5th Chief of the Staff
- In office 21 May 1937 – 22 September 1939
- General: Evangeline Booth
- Preceded by: Henry Mapp
- Succeeded by: Alfred G. Cunningham

Personal details
- Born: 1874 Glasgow, Scotland
- Died: 22 September 1939 (aged 64–65) London, England
- Spouse: Frances White (m. 1901)

= John McMillan (Salvation Army officer) =

Scottish minister (1874–1939)

John McMillan (1874 – 22 September 1939) was a Scottish minister and Salvation Army officer who served as the 5th Chief of the Staff of The Salvation Army from 1937 until his death in 1939.

==Personal life==

Born in Glasgow, McMillan and his parents converted to Christianity in 1879. His parents were commissioned as Salvation Army officers and served appointments in northern England. In 1888, McMillans parents were appointed to a position in Canada. In 1901, he married Salvation Army captain Frances White. McMillan died on 22 September 1939.

==Career==

He became a Salvation Army officer in his teenage years in Canada and was first appointed to a corps in the Ontario province. He later served as the private secretary to the territorial commander of the Canada and Bermuda territory in Toronto. He transferred to Australia in 1896 where he served until 1916. With the rank of Colonel, was appointed as chief secretary of Canada's eastern division, where he served from 4 August 1916 to 31 October 1923, shortly after many of Canada's leading officers had been lost in the Empress of Ireland disaster. He was then promoted to the rank of commissioner and became the territorial commander of the Salvation Army's central territory in the United States.

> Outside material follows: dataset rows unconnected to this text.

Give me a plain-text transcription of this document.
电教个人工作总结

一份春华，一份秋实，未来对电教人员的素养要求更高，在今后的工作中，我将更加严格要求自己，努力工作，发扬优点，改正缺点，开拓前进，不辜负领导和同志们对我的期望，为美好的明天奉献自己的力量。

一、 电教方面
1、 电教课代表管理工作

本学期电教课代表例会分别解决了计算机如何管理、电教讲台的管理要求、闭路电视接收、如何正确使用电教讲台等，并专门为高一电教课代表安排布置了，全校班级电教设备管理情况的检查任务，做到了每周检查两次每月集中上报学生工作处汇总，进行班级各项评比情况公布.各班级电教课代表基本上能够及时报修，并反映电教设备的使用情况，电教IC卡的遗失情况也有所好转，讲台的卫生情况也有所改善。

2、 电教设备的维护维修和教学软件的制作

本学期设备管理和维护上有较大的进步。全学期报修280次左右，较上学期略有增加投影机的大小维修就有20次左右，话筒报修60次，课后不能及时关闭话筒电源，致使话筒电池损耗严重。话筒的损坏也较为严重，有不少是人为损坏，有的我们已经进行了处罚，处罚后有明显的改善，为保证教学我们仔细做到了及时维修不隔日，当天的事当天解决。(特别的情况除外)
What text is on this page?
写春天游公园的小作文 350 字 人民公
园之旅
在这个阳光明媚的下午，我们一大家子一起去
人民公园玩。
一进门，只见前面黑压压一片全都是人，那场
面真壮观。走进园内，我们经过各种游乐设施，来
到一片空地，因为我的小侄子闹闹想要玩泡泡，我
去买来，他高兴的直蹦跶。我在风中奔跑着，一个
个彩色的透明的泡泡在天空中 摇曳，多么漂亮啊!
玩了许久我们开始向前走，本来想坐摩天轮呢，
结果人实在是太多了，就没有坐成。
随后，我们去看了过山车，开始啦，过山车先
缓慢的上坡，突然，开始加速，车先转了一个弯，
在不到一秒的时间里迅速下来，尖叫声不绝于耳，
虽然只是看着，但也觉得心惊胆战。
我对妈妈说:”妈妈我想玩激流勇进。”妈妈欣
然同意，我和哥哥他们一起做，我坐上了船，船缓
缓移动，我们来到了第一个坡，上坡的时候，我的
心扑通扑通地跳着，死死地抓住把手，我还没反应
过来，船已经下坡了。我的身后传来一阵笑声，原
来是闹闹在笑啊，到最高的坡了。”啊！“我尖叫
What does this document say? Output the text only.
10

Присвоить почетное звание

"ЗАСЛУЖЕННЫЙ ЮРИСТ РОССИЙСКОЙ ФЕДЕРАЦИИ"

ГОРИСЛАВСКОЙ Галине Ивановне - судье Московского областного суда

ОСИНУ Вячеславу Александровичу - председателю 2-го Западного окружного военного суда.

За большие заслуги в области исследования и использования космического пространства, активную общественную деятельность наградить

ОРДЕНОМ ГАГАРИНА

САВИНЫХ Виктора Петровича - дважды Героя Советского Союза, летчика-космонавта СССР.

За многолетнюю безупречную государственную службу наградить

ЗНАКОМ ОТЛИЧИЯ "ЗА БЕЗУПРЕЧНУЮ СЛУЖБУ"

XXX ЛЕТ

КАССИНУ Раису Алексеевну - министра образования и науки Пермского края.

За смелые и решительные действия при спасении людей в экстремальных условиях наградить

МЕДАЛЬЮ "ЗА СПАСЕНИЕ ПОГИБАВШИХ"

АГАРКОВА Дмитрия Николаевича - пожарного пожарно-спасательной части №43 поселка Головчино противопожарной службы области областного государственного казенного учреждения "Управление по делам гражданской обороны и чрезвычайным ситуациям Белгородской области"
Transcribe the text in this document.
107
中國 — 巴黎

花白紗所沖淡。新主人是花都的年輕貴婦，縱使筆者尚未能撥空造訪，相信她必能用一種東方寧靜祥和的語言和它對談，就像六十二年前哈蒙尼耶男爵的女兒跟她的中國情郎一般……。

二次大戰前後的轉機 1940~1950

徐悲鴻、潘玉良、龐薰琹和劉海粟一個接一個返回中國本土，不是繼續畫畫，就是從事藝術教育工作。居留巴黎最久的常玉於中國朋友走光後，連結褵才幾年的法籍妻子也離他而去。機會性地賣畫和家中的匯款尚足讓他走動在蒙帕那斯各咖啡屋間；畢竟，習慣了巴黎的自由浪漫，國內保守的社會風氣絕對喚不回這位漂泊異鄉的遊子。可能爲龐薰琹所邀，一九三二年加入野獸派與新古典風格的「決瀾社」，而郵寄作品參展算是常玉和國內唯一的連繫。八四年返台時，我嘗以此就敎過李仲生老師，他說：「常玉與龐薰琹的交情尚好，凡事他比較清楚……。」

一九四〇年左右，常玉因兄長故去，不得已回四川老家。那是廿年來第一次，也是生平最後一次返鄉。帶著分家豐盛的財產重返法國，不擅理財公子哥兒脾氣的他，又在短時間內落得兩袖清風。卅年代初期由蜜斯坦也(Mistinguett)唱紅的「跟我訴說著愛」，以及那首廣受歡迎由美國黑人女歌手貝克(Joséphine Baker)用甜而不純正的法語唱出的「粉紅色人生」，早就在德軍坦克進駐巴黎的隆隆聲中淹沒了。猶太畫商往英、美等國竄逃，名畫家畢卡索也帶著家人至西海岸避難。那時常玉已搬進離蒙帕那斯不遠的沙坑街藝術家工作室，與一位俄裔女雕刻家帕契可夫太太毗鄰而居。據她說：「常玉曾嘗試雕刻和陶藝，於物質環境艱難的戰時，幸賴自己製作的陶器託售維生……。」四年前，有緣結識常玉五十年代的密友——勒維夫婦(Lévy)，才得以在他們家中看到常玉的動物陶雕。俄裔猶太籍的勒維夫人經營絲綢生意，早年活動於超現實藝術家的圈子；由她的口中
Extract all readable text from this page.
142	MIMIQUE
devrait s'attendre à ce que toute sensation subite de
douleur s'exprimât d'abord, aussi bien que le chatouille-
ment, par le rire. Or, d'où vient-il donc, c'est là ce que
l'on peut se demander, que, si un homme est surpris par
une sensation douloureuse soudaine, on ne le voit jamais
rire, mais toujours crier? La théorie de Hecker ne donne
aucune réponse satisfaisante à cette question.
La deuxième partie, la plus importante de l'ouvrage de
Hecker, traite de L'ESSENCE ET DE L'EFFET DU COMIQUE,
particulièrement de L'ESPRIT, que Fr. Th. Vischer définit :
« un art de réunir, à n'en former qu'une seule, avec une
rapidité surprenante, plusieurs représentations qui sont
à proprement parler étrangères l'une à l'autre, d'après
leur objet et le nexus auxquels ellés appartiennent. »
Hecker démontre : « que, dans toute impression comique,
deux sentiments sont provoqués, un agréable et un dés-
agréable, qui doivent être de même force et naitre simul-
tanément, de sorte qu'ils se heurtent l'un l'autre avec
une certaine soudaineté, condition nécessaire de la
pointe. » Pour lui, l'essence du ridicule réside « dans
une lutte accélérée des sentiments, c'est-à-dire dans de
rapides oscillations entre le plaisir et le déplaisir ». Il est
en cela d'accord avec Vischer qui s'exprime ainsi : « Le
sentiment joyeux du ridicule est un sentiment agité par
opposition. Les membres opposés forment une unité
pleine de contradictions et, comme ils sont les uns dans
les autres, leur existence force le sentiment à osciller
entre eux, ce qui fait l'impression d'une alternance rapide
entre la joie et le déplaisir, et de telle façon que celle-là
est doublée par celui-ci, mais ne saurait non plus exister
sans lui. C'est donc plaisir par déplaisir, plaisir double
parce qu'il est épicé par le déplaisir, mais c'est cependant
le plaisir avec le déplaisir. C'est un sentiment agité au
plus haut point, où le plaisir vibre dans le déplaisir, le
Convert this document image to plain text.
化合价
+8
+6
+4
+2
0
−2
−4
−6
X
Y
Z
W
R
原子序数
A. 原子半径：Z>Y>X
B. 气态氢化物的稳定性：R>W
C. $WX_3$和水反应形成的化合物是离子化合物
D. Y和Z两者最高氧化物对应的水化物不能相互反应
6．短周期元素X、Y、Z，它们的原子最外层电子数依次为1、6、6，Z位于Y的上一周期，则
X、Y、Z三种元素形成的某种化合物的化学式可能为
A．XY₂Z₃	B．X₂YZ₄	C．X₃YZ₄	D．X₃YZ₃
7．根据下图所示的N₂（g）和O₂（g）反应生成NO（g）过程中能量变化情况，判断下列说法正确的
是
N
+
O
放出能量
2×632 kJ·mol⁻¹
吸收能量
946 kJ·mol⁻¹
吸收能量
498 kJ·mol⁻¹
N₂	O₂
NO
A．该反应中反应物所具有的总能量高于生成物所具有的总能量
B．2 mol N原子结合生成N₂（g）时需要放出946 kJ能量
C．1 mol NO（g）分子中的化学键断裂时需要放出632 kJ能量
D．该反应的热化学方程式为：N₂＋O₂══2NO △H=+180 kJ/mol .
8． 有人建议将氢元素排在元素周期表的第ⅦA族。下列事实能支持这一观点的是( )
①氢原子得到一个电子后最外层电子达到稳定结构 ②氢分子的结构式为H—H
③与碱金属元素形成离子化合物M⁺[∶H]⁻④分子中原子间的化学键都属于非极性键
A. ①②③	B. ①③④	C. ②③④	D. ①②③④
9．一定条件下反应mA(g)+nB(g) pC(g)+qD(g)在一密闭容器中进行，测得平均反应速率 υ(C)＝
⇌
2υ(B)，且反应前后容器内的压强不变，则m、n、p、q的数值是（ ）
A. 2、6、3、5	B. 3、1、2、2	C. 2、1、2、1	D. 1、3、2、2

After serving as the territorial commander of the Canada and Bermuda territory, General Evangeline Booth appointed McMillan to be Chief of the Staff of The Salvation Army at the organisation's international headquarters in London, succeeding Henry Mapp. Shortly after taking office, McMillan became extremely ill and died in office. Some speculated that he may have succeeded Booth as general had he not become ill. Nearly one thousand people attended his funeral in New York City.